Caller → DistCache → OpenTelemetry → Logging → FunctionInvocation → underlying
                                                                  ←

Function calling

[Description("Gets the current weather for a city")]
async Task<Weather> GetWeather([Description("City name")] string city, CancellationToken ct = default)
{
    var w = await _service.GetAsync(city, ct);
    return new Weather(w.Temp, w.Condition);
}

// Use:
var resp = await chat.GetResponseAsync(
    "What's the weather in Seattle?",
    new ChatOptions { Tools = [AIFunctionFactory.Create(GetWeather)] });

UseFunctionInvocation() middleware: 1. Sees the LLM's tool-call response. 2. Dispatches to the .NET method. 3. Adds tool result to messages. 4. Calls LLM again. 5. Returns final answer.

Multiple iterations until LLM stops calling tools.

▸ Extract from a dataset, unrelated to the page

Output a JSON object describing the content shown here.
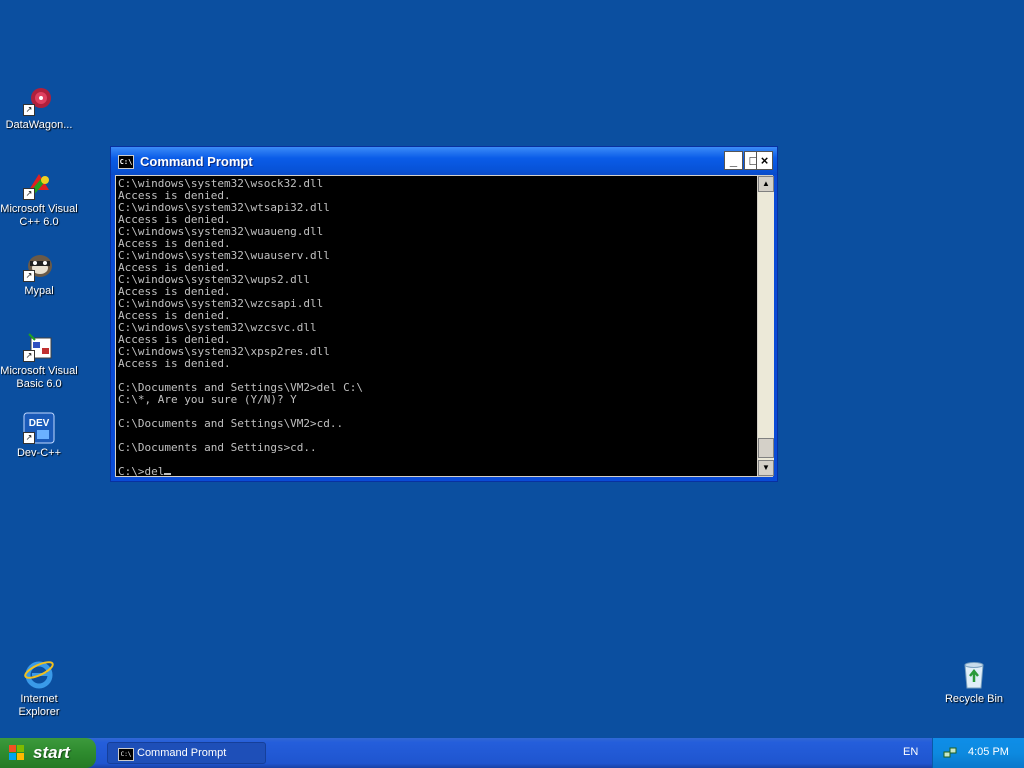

Function from instance methods

public class Calculator
{
    [Description("Adds two numbers")]
    public int Add(int a, int b) => a + b;
}

new ChatOptions
{
    Tools = [AIFunctionFactory.Create(_calculator.Add)]
};

DI registration

builder.Services.AddSingleton<IChatClient>(sp =>
{
    var client = new OpenAIClient(apiKey).AsChatClient("gpt-4o-mini");
    return client.AsBuilder()
        .UseFunctionInvocation()
        .UseLogging(sp.GetRequiredService<ILoggerFactory>())
        .UseOpenTelemetry()
        .UseDistributedCache(sp.GetRequiredService<IDistributedCache>())
        .Build();
});

Or named clients via keyed services for multi-provider setups.

ChatMessage content

new ChatMessage(ChatRole.User, [
    new TextContent("Describe this image:"),
    new DataContent(imageBytes, "image/jpeg"),
    new UriContent(imageUri, "image/jpeg")
]);

Multimodal supported.

Function call control

new ChatOptions
{
    Tools = [...],
    ToolMode = ChatToolMode.Auto,    // LLM decides
    // ChatToolMode.RequireAny       // must call a tool
    // ChatToolMode.RequireSpecific("name")
    // ChatToolMode.None             // disable
};

Custom middleware

public class RetryChatClient(IChatClient inner, int maxRetries) : DelegatingChatClient(inner)
{
    public override async Task<ChatResponse> GetResponseAsync(...)
    {
        for (int i = 0; i <= maxRetries; i++)
        {
            try { return await base.GetResponseAsync(...); }
            catch (Exception ex) when (i < maxRetries && IsTransient(ex)) { /* retry */ }
        }
    }
}

// Use
chat = chat.AsBuilder().Use(c => new RetryChatClient(c, 3)).Build();

DelegatingChatClient gives you the wrap pattern.

Error handling

try { var r = await chat.GetResponseAsync(messages); }
catch (HttpRequestException) { /* network */ }
catch (TaskCanceledException) { /* timeout */ }

For provider-specific exceptions, check inner exceptions.

Senior considerations

Always include OTel + logging for production.
Caching critical for cost (identical queries common in tests, RAG variants).
Function calling auto vastly simpler than manual JSON.
Wrap with Polly for retries/circuit breaker — pair with resilience handler.